Harare - War veterans are still hanging around the front gates of the lion
and cheetah park near here, but are hesitant to enter.

This follows an incident on Monday when they were chased away by riot
police.

The unexpected police action apparently came in the wake of the Zimbabwe
tourism board's attempts to get tourists to return.

Meanwhile, the Democratic Alliance said in a statement: "The invasion of
game reserves by war veterans has made it possible for some professional
South African hunters to poach animals that otherwise would be protected."

Bigboy Madhonoro, acting manager of the park, said police had arrived in
large numbers and forced war veterans to leave the park. They threatened to
arrest them if their orders were ignored.

The invasion was apparently led by a senior army officer.

According to Madhonoro, police returned to the park on Monday afternoon to
ensure all veterans had left the area.

But, by Tuesday morning, the veterans had returned.

Park manager threatened

Madhonoro said: "The situation is still tense. The veterans are outside the
gate, but have closed it off from the outside."

The veterans have also threatened to attack Brendon Snook, the park's
manager, if he returns.

He was chased off earlier when the veterans said the park had been handed
over to them as part of the controversial land-reform programme.

The park boasts many animals including elephants, lions and hyenas.

Johnny Rodrigues, chairperson of Zimbabwe's conservation task force, said
negative publicity about the occupation of the park apparently led to the
police action.

The Zimbabwean tourism board said last week a delegation, led by minister
Francis Nhema, would be sent to South Africa to take part in tourism month.

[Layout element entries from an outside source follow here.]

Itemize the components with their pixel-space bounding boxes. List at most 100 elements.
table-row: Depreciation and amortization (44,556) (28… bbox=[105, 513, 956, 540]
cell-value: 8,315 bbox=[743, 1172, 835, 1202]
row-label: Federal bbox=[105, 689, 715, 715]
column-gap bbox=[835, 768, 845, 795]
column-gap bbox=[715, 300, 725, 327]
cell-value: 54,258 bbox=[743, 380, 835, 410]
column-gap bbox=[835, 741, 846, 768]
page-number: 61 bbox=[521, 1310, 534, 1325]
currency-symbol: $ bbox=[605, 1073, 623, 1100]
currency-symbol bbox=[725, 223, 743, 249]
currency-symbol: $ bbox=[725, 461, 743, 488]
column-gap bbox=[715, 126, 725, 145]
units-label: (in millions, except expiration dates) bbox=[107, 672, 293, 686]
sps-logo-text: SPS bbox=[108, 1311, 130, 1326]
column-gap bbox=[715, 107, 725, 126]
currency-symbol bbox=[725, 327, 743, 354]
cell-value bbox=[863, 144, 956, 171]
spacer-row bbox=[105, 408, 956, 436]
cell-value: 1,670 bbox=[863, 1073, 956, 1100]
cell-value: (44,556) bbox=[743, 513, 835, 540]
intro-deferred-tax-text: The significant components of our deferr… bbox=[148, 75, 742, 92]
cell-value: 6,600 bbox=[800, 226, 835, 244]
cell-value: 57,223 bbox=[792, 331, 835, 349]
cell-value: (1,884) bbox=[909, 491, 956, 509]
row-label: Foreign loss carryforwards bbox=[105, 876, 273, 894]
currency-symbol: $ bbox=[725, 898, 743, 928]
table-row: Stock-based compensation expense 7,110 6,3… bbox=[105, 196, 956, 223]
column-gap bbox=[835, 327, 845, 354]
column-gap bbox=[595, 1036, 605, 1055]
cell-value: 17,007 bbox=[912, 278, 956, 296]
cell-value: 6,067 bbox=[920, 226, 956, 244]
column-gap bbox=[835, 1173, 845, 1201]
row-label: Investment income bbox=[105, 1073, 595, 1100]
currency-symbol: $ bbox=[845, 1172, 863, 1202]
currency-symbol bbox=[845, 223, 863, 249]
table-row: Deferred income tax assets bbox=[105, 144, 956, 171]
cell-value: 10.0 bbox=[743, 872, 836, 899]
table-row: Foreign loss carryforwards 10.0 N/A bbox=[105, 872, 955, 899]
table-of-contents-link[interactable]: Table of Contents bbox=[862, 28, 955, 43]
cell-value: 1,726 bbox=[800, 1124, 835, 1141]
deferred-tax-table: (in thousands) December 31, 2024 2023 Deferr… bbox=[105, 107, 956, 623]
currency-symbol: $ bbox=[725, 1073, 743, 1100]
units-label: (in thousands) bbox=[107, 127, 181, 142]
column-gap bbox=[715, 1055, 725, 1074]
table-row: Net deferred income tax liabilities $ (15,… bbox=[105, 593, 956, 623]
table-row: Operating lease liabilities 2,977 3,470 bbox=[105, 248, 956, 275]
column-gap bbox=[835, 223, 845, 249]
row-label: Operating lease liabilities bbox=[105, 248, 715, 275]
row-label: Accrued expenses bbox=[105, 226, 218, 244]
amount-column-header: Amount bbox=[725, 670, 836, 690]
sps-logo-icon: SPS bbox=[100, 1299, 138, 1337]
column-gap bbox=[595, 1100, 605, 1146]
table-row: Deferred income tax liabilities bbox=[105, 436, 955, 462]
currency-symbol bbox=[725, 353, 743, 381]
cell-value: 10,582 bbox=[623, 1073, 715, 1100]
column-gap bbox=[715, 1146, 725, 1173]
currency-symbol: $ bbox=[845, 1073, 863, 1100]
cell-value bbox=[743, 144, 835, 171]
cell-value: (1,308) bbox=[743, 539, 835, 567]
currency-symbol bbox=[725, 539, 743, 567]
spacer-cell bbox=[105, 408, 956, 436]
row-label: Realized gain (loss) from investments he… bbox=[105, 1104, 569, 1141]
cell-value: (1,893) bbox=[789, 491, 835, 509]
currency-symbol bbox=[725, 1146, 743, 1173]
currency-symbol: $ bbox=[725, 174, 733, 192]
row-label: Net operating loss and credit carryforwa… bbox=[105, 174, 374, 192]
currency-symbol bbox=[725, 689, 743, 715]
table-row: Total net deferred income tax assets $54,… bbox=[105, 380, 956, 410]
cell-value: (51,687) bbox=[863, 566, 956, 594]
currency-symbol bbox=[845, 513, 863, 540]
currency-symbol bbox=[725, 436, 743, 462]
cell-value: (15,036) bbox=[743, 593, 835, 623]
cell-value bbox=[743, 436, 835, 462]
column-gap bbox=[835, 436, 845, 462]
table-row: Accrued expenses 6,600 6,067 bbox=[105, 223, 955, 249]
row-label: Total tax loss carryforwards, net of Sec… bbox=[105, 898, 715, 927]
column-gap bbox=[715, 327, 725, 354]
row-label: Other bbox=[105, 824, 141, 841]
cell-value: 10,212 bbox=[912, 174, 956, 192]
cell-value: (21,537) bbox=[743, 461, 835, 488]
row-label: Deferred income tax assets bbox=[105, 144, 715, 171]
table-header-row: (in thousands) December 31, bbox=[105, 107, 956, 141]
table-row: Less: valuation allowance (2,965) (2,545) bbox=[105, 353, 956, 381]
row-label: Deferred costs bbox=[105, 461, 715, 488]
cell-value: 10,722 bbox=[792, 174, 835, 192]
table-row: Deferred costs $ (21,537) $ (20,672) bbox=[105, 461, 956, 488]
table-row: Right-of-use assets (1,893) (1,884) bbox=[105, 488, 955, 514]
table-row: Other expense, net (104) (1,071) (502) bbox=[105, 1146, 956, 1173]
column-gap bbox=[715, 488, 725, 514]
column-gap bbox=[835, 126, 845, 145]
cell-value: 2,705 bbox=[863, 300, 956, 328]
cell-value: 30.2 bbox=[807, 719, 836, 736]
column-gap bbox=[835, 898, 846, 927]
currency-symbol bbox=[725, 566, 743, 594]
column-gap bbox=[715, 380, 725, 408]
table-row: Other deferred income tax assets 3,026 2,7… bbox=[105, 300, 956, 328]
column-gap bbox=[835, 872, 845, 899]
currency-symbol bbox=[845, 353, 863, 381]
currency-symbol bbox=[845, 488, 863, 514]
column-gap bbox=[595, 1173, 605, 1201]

Attempts are being made to attract tourists to the Zimbabwean side of
Victoria Falls.

The DA, however, condemned the attempts and said the invasion of protected
areas had led to large-scale destruction of wildlife.

Errol Moorcroft, the party's environmental spokesperson, said those who
honestly valued environmental protection would speak out about what was
happening in Zimbabwe and ignore Zanu-PF's attempts to attract tourists.